For the 96-well nitrite assay, which was used to identify enzyme expression from correctly constructed plasmids, recombinant E. coli TG1 colonies were grown overnight at 37 °C, 250 rpm, in 270 μl of LB containing kanamycin (100 μg/ml) per well (96-well costar plate, Corning, Corning, NY, USA). After overnight growth (approximately 14 h) the 270 μl of cells was filtered using a 0.22-μm filter plate (Millipore, Billerica, MA, USA), washed once with 200 μl of 100 mM sodium phosphate buffer, pH 6.5, and resuspended with 200 μl of sodium phosphate buffer. Cells were incubated with 100 μM 24DNT, 250 μM 2A46DNT, or 250 μM 4A26DNT for 1 h at 37 °C. The formation of azo dye was evaluated at 540 nm (Labsystems Multiskan RC, Fisher Scientific, Pittsburgh, PA, USA) after the addition of 20 μl of SUL and NAD. The negative control, E. coli TG1 pBS(Kan), and the positive control, either E. coli TG1 pBS(Kan)R34 for 24DNT and 2A46DNT or E. coli TG1 pBS(Kan)NBDO for 4A26DNT, were each inoculated in triplicate per 96-well plate.
Results
Simultaneous degradation of 24DNT and naphthalene
To generate hybrid dioxygenases that can simultaneously degrade the aromatic pollutants 24DNT and naphthalene, the alpha- and beta-subunits (DntAc and DntAd, respectively) of R34DDO were added to the NDO dioxygenase (NagAaAbAcAd); hence, both terminal oxygenase components of NDO and R34DDO share a common ferredoxin reductase (NagAa) and ferredoxin (NagAb) (Fig. 2 and Fig. 3b). In the presence of naphthalene, the engineered orthric dioxygenase NDO-R34DDO increased the formation rate 4M5NC from 24DNT twofold relative to R34DDO alone (NDO does not oxidize 24DNT) (Table 3). In the presence of 24DNT, the formation rate of naphthalenediol from naphthalene by NDO-R34DDO was increased 68-fold relative to R34DDO alone (Table 3). Hence, the orthric dioxygenase was capable of the simultaneous oxidation of both substrates with wild-type-like rates of product formation, whereas neither NDO nor R34DDO alone had significant activity on 24DNT or naphthalene, respectively (Table 3).
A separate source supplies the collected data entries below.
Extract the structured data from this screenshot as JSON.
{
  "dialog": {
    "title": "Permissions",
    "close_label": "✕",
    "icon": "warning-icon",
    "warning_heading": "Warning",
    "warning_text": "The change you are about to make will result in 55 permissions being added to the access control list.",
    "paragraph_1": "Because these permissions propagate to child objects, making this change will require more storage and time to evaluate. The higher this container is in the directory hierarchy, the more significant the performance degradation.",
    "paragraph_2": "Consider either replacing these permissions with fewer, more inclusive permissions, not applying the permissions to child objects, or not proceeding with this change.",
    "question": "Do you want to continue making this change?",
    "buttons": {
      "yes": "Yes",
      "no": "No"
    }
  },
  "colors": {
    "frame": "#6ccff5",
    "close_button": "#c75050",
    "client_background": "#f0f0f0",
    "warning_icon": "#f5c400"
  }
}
Simultaneous degradation of 2A46DNT and 4A26DNT
Because TNT is easily reduced by biological systems (Yin et al. 2005), we generated hybrid dioxygenases that can simultaneously degrade the major TNT reduction products 2A46DNT and 4A26DNT; the alpha- and beta-subunits (NbzAc and NbzAd, respectively) of NBDO were added to R34DDO to form R34DDO-NBDO (Fig. 3c). As with NDO-R34DDO, in this novel dioxygenase construct, the two terminal oxygenases share a common electron transport system except here, the ferredoxin reductase (DntAa) and ferredoxin (DntAb) come from R34DDO rather than NDO.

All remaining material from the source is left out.